William Dick, a Texan who distributed VWs and Porsches in a number of US states, and enjoyed driving Ferraris and Maseratis but wanted a more practical car for him and his wife. Introduce this absurd 911 sedan!
The project started in 1966 even when Porsche already made a huge impression on the world of cars. It wasn’t enough for William and had his General Manager fly all the way to Europe to find a designer willing to make it. Not bad for the GM of the time, he could call it a holiday! And also I guess you could conclude William didn’t want an American to completely redesign a German Porsche too!
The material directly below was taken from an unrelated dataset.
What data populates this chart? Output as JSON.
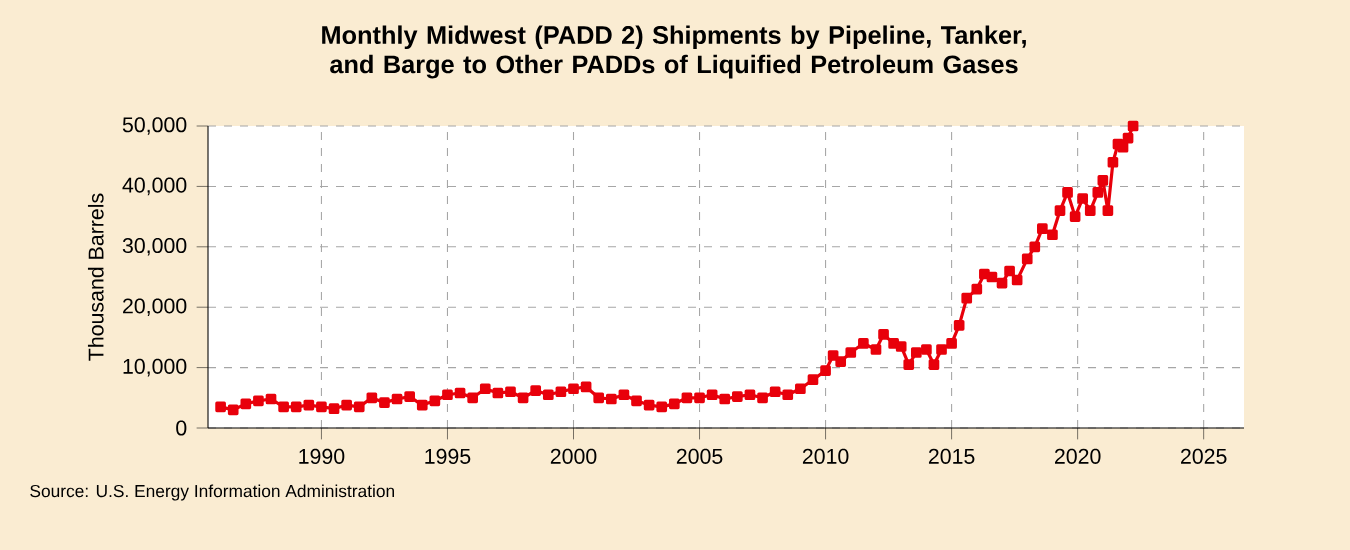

Two budding coachbuilders, Dick Troutman and mechanical engineer Tom Barnes agreed to make the car. In December of 1966, an early production 911S was given to Troutman and Barnes, and they got to work. A metalsmith, Emil Diedt, went straight to removing the roof and extending the platform by 21 inches (55.3 centimetres), just before the B-Pillar. This would lead to a 108-inch (2,743mm) wheelbase. You must wonder to yourself if these guys looked at each other during production and said, ‘what on earth are we doing here’.
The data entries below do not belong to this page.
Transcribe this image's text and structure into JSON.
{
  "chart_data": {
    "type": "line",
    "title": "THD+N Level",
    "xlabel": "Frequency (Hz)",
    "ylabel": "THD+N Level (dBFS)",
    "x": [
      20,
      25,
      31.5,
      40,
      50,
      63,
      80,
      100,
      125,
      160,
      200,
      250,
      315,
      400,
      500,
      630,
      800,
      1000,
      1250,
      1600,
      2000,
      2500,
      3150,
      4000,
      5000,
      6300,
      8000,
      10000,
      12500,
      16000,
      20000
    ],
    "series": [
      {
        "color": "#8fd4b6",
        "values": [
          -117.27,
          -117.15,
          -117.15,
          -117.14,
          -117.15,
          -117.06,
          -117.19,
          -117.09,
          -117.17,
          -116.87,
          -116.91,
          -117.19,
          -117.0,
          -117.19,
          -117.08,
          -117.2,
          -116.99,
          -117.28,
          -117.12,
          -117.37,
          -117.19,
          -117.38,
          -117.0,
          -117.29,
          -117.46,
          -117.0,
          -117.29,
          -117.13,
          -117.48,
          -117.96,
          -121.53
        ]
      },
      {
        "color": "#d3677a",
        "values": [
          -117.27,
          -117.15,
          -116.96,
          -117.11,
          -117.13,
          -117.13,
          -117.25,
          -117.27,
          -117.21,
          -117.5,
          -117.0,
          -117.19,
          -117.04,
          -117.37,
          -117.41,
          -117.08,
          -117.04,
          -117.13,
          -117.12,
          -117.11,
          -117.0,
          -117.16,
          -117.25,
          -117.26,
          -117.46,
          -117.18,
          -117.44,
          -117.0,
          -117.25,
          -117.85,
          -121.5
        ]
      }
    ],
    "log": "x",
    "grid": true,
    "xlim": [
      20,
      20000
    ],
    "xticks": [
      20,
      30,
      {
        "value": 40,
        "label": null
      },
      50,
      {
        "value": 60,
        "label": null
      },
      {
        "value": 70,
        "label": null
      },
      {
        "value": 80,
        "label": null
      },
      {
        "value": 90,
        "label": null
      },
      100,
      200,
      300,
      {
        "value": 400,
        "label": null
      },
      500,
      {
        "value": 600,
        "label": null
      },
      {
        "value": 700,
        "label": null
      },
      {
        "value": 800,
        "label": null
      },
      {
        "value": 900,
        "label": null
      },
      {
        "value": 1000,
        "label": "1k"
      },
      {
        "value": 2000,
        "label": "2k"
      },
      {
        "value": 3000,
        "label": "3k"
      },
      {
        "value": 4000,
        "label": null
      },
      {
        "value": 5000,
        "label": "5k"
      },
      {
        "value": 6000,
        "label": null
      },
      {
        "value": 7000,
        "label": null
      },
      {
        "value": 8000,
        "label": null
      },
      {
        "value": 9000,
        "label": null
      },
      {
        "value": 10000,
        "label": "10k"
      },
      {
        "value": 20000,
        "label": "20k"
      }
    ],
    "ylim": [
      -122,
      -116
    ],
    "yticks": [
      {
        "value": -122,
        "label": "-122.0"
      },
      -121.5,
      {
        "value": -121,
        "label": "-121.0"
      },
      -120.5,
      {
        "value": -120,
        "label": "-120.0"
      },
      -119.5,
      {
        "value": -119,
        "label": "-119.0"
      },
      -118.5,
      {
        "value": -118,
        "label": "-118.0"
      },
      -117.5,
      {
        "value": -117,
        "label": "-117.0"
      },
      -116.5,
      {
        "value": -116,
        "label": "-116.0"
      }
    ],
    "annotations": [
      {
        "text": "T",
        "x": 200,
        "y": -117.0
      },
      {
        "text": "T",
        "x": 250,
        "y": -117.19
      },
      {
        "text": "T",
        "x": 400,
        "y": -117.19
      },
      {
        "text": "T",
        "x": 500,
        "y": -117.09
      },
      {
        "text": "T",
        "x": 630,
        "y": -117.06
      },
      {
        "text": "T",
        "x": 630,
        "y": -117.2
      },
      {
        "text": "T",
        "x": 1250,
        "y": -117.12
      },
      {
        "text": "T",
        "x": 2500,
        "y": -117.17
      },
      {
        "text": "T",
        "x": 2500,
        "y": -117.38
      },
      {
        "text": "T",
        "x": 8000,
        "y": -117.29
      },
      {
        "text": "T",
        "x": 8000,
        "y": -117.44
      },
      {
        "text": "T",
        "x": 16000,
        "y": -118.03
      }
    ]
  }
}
It would be near completion in August 1967, when two new factory Porsche options were applied. The Fuch wheels, and the Sportomatic transmission. Dick would also ask to have the car be painted green. It would be delivered to Hester Dick around December 1967. Its total cost was estimated to be around $20,000 USD ($153,530 USD in 2020). After William’s ownership, the car was painted green at some point.
By the summer of 1968, Porsche actually had their eye on the car, debating whether to give the one-of-a-kind sports sedan a production date. Although they never decided to create it at the time, who knows, maybe William Dick’s design for his 911 ended up on the design board of the Panamera – awaiting confirmation.